By Ginger DeShaney

The Department of Conservation and Recreation and BSC Design Group held a public meeting Wednesday night to present their design – inspired by neighborhood kids – for improvements to the Michael Joyce Memorial Playground at Marine Park. 

Residents and elected officials expressed concern that the meeting was not widely advertised, therefore many people didn’t know about it. DCR officials pledged to improve outreach and notification for the next public meeting in March.

Danielle Mellett, a landscape architect for DCR, said they have been working with the McGrath family in memory of their son, Colin, through the Colin’s Joy Project and the Colin’s Creativity Squad to renovate the playground in a more inclusive and accessible footprint. 

South Boston schoolchildren were involved in creating colorful drawings in 2020 that provided the inspiration for the playground design. The kids also voted on the theme for the playground:  A Magical Ocean.

“Their imaginations know no limits,” said Ricardo Austrich, a landscape architect with BSC Group. “That was the thing that moved us to develop this new playground. It really responds to what kids really want to see.” 

DCR and BSC Group are still in the planning stages, said Austrich, “but we wanted to show you where our current thinking has taken us.

“[The playground is] going to be more inclusive, it will be safer, it’s really going to be one of the most accessible playgrounds in all of DCR’s playgrounds,” he said. “We’re really very excited about that.”

The playground design includes things the kids wanted: colorful visuals, a playful entrance, an overhead climber, look-out spots, activity panels, hidden treasures, tubes, connecting structures, sea creatures, and more. 

“It’s really inspired by the neighborhood kids,” Austrich said. “We believe we have an incredibly special playground.”

The proposal moves the site of the playground to the north of the current playground and increases the size of it from 7,000 square feet to about 9,500 square feet. The design combines the two currently separate playground areas for 2- to 5-year-olds and 5- to 12-year-olds into one area. Handicapped accessible playground equipment will be incorporated. Bench seating will surround the play area. A black steel fence will encircle the whole playground with two gated entrances. Some of the dirt paths leading to the playground will be paved, and a new community gathering space with some benches and a possible art sculpture will also be added.

No trees will be taken down for this project (except for one that has died) and new trees will be added.

About 55 people attended the virtual meeting, including Rep.
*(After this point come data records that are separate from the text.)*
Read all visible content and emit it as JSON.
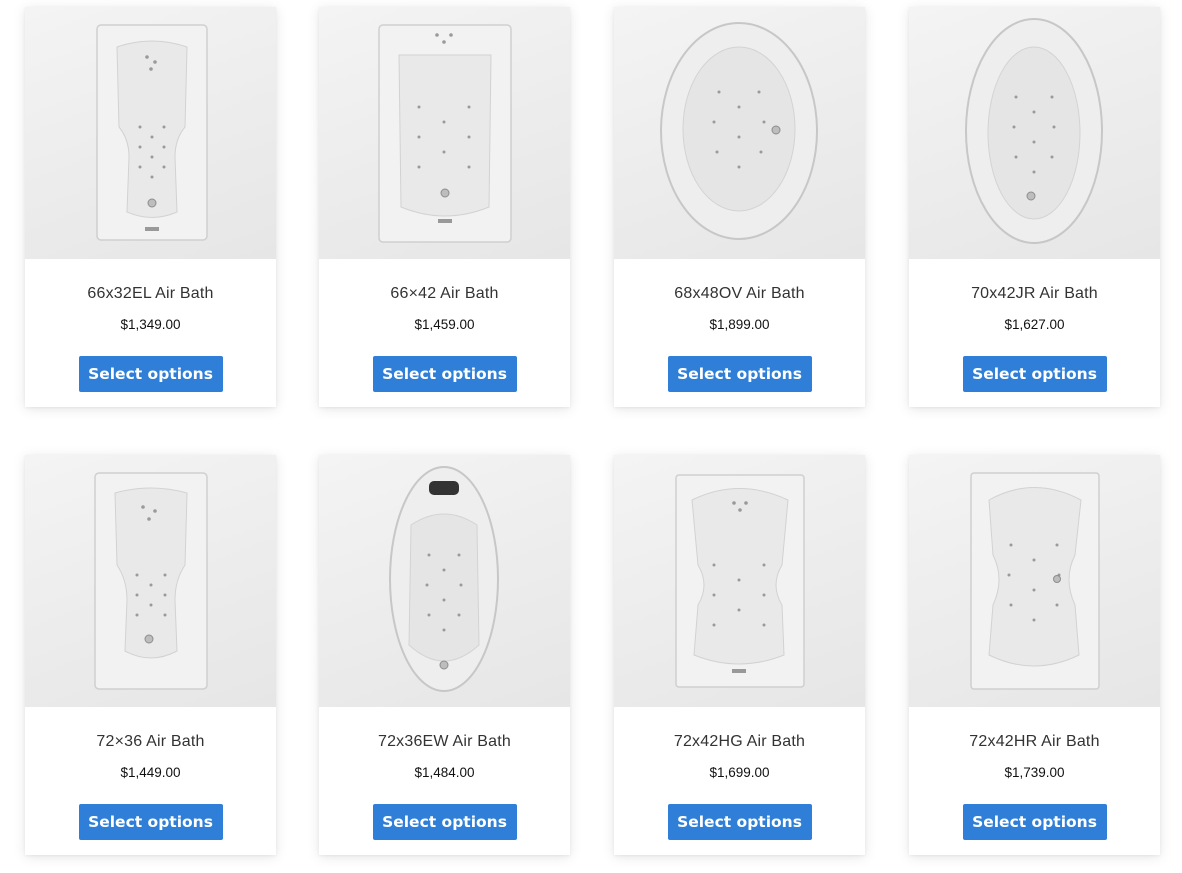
{
  "accent_color": "#2f7fd8",
  "products": [
    {
      "title": "66x32EL Air Bath",
      "price": "$1,349.00",
      "button_label": "Select options",
      "image_icon": "rectangular-tub-icon"
    },
    {
      "title": "66×42 Air Bath",
      "price": "$1,459.00",
      "button_label": "Select options",
      "image_icon": "rectangular-tub-icon"
    },
    {
      "title": "68x48OV Air Bath",
      "price": "$1,899.00",
      "button_label": "Select options",
      "image_icon": "oval-tub-icon"
    },
    {
      "title": "70x42JR Air Bath",
      "price": "$1,627.00",
      "button_label": "Select options",
      "image_icon": "oval-tub-icon"
    },
    {
      "title": "72×36 Air Bath",
      "price": "$1,449.00",
      "button_label": "Select options",
      "image_icon": "rectangular-tub-icon"
    },
    {
      "title": "72x36EW Air Bath",
      "price": "$1,484.00",
      "button_label": "Select options",
      "image_icon": "freestanding-tub-icon"
    },
    {
      "title": "72x42HG Air Bath",
      "price": "$1,699.00",
      "button_label": "Select options",
      "image_icon": "rectangular-tub-icon"
    },
    {
      "title": "72x42HR Air Bath",
      "price": "$1,739.00",
      "button_label": "Select options",
      "image_icon": "rectangular-tub-icon"
    }
  ]
}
David Biele, City Council President Ed Flynn, and new City Councilor At-Large Erin Murphy. 

While the majority of attendees liked the design of the playground – and thanked the McGrath family for their amazing work on this – many concerns were raised, especially late-night activity.

Joe Jackson said the concern he and his neighbors have is moving the park closer to the residential side because of the activity in the park late at night, often resulting in police calls. But he said police have said they don’t have the proper resources to patrol the area.
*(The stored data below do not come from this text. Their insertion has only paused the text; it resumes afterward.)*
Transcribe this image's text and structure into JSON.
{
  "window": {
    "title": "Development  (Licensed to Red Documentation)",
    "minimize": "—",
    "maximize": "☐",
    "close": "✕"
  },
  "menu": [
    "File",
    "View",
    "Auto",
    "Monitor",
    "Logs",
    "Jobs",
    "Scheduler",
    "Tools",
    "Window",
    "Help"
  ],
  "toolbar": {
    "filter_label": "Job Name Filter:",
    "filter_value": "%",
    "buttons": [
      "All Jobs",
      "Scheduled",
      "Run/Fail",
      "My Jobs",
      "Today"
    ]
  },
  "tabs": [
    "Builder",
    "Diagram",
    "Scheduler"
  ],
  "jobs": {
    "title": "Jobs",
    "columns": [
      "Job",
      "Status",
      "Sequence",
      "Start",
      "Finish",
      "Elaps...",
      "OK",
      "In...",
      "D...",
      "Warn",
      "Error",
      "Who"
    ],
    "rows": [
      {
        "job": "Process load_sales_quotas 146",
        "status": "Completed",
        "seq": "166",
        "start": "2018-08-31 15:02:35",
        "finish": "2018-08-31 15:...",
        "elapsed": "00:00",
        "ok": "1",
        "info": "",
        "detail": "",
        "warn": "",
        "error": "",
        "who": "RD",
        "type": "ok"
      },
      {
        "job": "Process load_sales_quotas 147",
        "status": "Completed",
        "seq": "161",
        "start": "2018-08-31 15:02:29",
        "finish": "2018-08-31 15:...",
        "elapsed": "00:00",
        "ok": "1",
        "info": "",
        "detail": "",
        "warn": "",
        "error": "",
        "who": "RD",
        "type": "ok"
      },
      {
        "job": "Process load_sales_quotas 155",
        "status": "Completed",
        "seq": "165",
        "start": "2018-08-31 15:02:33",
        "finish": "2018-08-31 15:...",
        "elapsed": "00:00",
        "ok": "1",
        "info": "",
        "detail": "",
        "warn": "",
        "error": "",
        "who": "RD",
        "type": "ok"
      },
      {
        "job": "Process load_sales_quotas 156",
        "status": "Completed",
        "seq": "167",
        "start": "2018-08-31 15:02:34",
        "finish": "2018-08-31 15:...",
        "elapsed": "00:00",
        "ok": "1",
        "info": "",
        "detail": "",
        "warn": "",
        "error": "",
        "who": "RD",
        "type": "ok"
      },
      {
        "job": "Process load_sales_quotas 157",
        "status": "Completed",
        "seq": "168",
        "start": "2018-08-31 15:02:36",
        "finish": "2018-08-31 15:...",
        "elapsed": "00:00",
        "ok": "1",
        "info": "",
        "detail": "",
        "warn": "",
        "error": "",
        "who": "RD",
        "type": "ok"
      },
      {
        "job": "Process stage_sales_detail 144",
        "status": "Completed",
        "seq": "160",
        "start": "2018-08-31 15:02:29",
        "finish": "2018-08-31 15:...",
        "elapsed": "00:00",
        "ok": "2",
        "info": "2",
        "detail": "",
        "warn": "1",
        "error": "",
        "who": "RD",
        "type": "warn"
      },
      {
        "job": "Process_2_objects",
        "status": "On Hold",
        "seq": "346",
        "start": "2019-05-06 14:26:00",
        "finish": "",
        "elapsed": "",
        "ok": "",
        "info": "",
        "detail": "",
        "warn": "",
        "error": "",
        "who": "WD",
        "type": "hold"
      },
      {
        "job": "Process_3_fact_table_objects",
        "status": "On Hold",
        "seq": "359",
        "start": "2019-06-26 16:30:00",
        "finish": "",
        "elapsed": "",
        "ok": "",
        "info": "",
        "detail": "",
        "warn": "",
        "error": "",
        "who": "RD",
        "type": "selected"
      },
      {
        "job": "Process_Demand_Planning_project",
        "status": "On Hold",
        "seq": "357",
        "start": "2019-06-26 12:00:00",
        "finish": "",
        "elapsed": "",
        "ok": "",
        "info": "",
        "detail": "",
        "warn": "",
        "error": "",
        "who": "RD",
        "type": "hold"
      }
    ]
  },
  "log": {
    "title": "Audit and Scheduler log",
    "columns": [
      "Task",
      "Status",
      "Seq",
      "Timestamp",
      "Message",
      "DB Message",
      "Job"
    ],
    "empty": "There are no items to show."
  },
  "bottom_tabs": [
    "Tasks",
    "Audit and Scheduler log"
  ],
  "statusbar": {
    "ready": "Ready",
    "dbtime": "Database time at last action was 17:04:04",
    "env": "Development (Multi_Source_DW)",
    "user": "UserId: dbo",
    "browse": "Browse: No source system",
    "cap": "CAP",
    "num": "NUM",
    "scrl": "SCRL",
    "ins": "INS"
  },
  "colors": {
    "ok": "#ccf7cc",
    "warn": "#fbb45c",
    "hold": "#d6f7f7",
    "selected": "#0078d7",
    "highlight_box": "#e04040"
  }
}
“The expanded park is going to bring more people and how do we manage that, how do the neighbors deal with it?” he said about the late-night activity.

The DiPerri family also mentioned the late-night activity and doesn’t want to see the playground damaged. The family wants to see the playground, the park, the neighbors, and the community protected.  
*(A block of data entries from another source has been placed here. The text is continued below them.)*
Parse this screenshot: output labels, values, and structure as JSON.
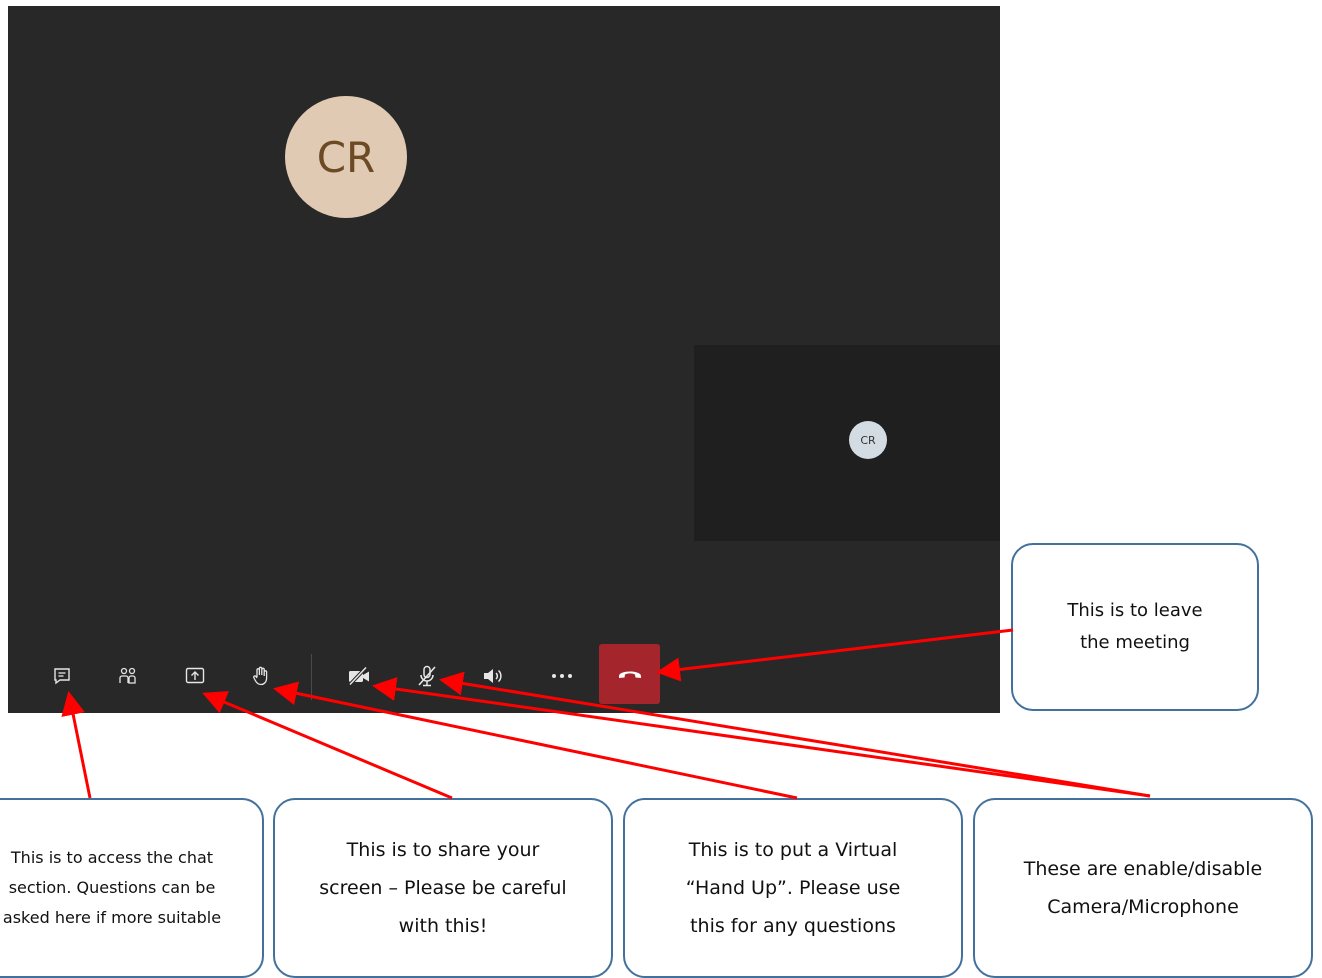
{
  "meeting": {
    "participant_initials": "CR",
    "self_initials": "CR"
  },
  "toolbar": {
    "buttons": [
      {
        "name": "chat",
        "icon": "chat-icon"
      },
      {
        "name": "participants",
        "icon": "people-icon"
      },
      {
        "name": "share",
        "icon": "share-screen-icon"
      },
      {
        "name": "raise-hand",
        "icon": "hand-icon"
      },
      {
        "name": "camera",
        "icon": "camera-off-icon"
      },
      {
        "name": "microphone",
        "icon": "mic-off-icon"
      },
      {
        "name": "speaker",
        "icon": "speaker-icon"
      },
      {
        "name": "more",
        "icon": "more-icon"
      },
      {
        "name": "leave",
        "icon": "hang-up-icon"
      }
    ],
    "hangup_color": "#a4262c"
  },
  "callouts": {
    "chat": "This is to access the chat\nsection. Questions can be\nasked here if more suitable",
    "share": "This is to share your\nscreen – Please be careful\nwith this!",
    "hand": "This is to put a Virtual\n“Hand Up”. Please use\nthis for any questions",
    "camera_mic": "These are enable/disable\nCamera/Microphone",
    "leave": "This is to leave\nthe meeting"
  },
  "colors": {
    "arrow": "#ff0000",
    "callout_border": "#41719c",
    "meeting_bg": "#292828"
  }
}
John Conroy suggested that DCR lock the gates to the playground every night to discourage gathering there. But he also noted that the community gathering area could draw late-night visitors. 

Brian Miller is excited about what he sees of the park, but he is also concerned about people congregating late at night. “When we’re putting resources like this into a beautifly park, can DCR have a ranger available at night or on the weekends? I’d love to see it built but I’d also like to see it maintained.”

Florence Holmes is concerned about trash. “With increased usage, what will happen with trash receptacles? Most have been eliminated and after a warm weekend day, we as residents are cleaning the park up.”

Rachel Pearson, president of the South Boston Moms Club, said the club is very excited about the new park and playground design. 

Mary Joyce of the Friends of Michael Joyce, whom the playground is named after, called the plan “magnificent.”

Lyndsay Picciano said, “This design is so well thought out and the distance from the road/fencing is much safer than the current design.”

Becca Lanstein said she is in favor of moving the playground for more safety for the children. “The playground looks amazing. Great work, everyone!”

“I don’t think [the park] is big enough and I don’t think it’s grand enough for us in South Boston,” said Bill Bailey of the City Point Neighborhood Association. “I think we need a bigger park.”

He proposed moving the park next to the Murphy Rink in the pit, expanding it more and making it more accessible. “Let’s blow the doors off this thing and make it a park that’s representative of South Boston and what we deserve down here.”